The principle of FBR.

In this section, routing protocols that introduce the need for location information to improve the routing performance were discussed. The location-based routing protocols have better performance than the location information-free routing protocols, so the performance in [70,71,72,73] is much better than that of the routing protocols that were introduced in Section 5.1.1. The reason is that once the nodes know their own location of that of the destination node, the routing discovery and data transmission will be less blind and more effective than in the location information-free routing protocols. However, the disadvantage is that the location information of underwater nodes is hard to get, and sometimes it is impossible in an underwater environment.

5.1.3. Summary

In this subsection, we have introduced two different kinds of traditional cross-layer design routing protocols: location information-free routing protocols and location information-based routing protocols. As shown in Section 5.1, the location information-free routing protocols do not need node location information. These protocols use flooding, depth information, or hierarchy models to transmit data packets from the source nodes to the destination nodes. From Section 5.1, we can conclude that the disadvantage of location information-free routing protocol is that they are blind in routing discovery due to the absence of location information, which will waste vast amounts of energy and cause serious propagation delays. Unlike the location information-free routing protocols, the location information-based routing protocols can utilize the location information of nodes to assist the routing discovery. The location information can be obtained by underwater GPS or location algorithms. The challenge of location information-based routing protocols is that underwater GPS is expensive and energy intensive; moreover, the location algorithms are usually complex, which will waste large amounts of node resources.

5.2. Intelligent Algorithm-Based Methods

Even though the traditional cross-layer methods can greatly improve the routing performance, considering their limited capability for dealing with multiple constraints and high calculation complexity, the wide application of traditional cross-layer method is limited, so intelligent algorithm-based methods have been proposed to extend the application range of cross-layer methods.

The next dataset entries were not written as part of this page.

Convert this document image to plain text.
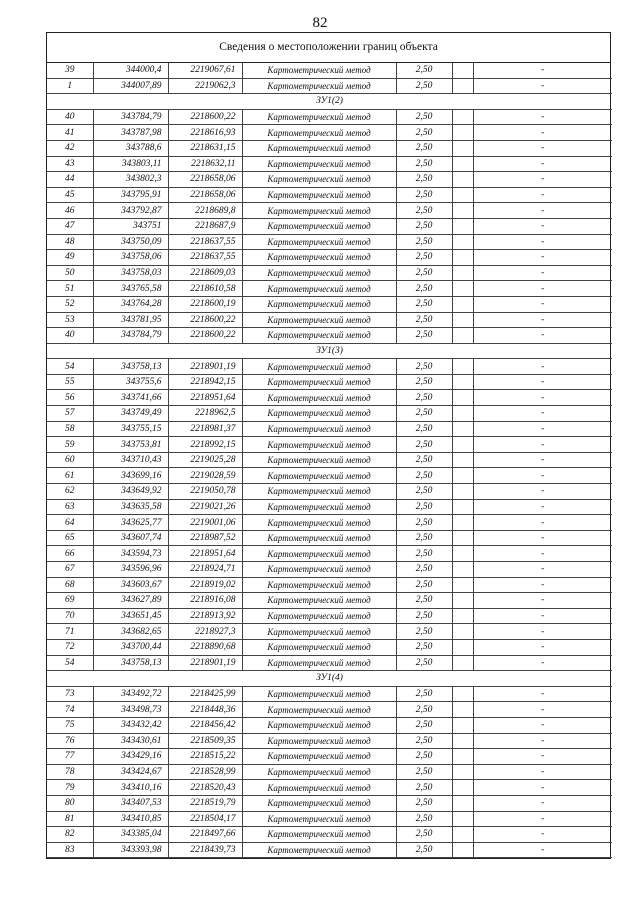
82
Сведения о местоположении границ объекта
39	344000,4	2219067,61	Картометрический метод	2,50		-
1	344007,89	2219062,3	Картометрический метод	2,50		-
ЗУ1(2)						
40	343784,79	2218600,22	Картометрический метод	2,50		-
41	343787,98	2218616,93	Картометрический метод	2,50		-
42	343788,6	2218631,15	Картометрический метод	2,50		-
43	343803,11	2218632,11	Картометрический метод	2,50		-
44	343802,3	2218658,06	Картометрический метод	2,50		-
45	343795,91	2218658,06	Картометрический метод	2,50		-
46	343792,87	2218689,8	Картометрический метод	2,50		-
47	343751	2218687,9	Картометрический метод	2,50		-
48	343750,09	2218637,55	Картометрический метод	2,50		-
49	343758,06	2218637,55	Картометрический метод	2,50		-
50	343758,03	2218609,03	Картометрический метод	2,50		-
51	343765,58	2218610,58	Картометрический метод	2,50		-
52	343764,28	2218600,19	Картометрический метод	2,50		-
53	343781,95	2218600,22	Картометрический метод	2,50		-
40	343784,79	2218600,22	Картометрический метод	2,50		-
ЗУ1(3)						
54	343758,13	2218901,19	Картометрический метод	2,50		-
55	343755,6	2218942,15	Картометрический метод	2,50		-
56	343741,66	2218951,64	Картометрический метод	2,50		-
57	343749,49	2218962,5	Картометрический метод	2,50		-
58	343755,15	2218981,37	Картометрический метод	2,50		-
59	343753,81	2218992,15	Картометрический метод	2,50		-
60	343710,43	2219025,28	Картометрический метод	2,50		-
61	343699,16	2219028,59	Картометрический метод	2,50		-
62	343649,92	2219050,78	Картометрический метод	2,50		-
63	343635,58	2219021,26	Картометрический метод	2,50		-
64	343625,77	2219001,06	Картометрический метод	2,50		-
65	343607,74	2218987,52	Картометрический метод	2,50		-
66	343594,73	2218951,64	Картометрический метод	2,50		-
67	343596,96	2218924,71	Картометрический метод	2,50		-
68	343603,67	2218919,02	Картометрический метод	2,50		-
69	343627,89	2218916,08	Картометрический метод	2,50		-
70	343651,45	2218913,92	Картометрический метод	2,50		-
71	343682,65	2218927,3	Картометрический метод	2,50		-
72	343700,44	2218890,68	Картометрический метод	2,50		-
54	343758,13	2218901,19	Картометрический метод	2,50		-
ЗУ1(4)						
73	343492,72	2218425,99	Картометрический метод	2,50		-
74	343498,73	2218448,36	Картометрический метод	2,50		-
75	343432,42	2218456,42	Картометрический метод	2,50		-
76	343430,61	2218509,35	Картометрический метод	2,50		-
77	343429,16	2218515,22	Картометрический метод	2,50		-
78	343424,67	2218528,99	Картометрический метод	2,50		-
79	343410,16	2218520,43	Картометрический метод	2,50		-
80	343407,53	2218519,79	Картометрический метод	2,50		-
81	343410,85	2218504,17	Картометрический метод	2,50		-
82	343385,04	2218497,66	Картометрический метод	2,50		-
83	343393,98	2218439,73	Картометрический метод	2,50		-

The intelligent algorithm-based methods for cross-layer routing protocol design are still a new research area for underwater acoustic sensor networks. In recent years, many researchers have devoted their efforts to combine the traditional cross-layer design method and the intelligent algorithms together to find an effective approach for cross-layer routing protocol design. There are many excellent intelligent algorithm-based routing protocols have been proposed for terrestrial wireless sensor networks; however, only the fuzzy logic-based routing protocols have been applied in underwater acoustic sensor networks. Therefore, the review on these intelligent algorithm-based cross-layer design routing protocols should open our minds and provide more research methods for underwater acoustic sensor network routing protocol design.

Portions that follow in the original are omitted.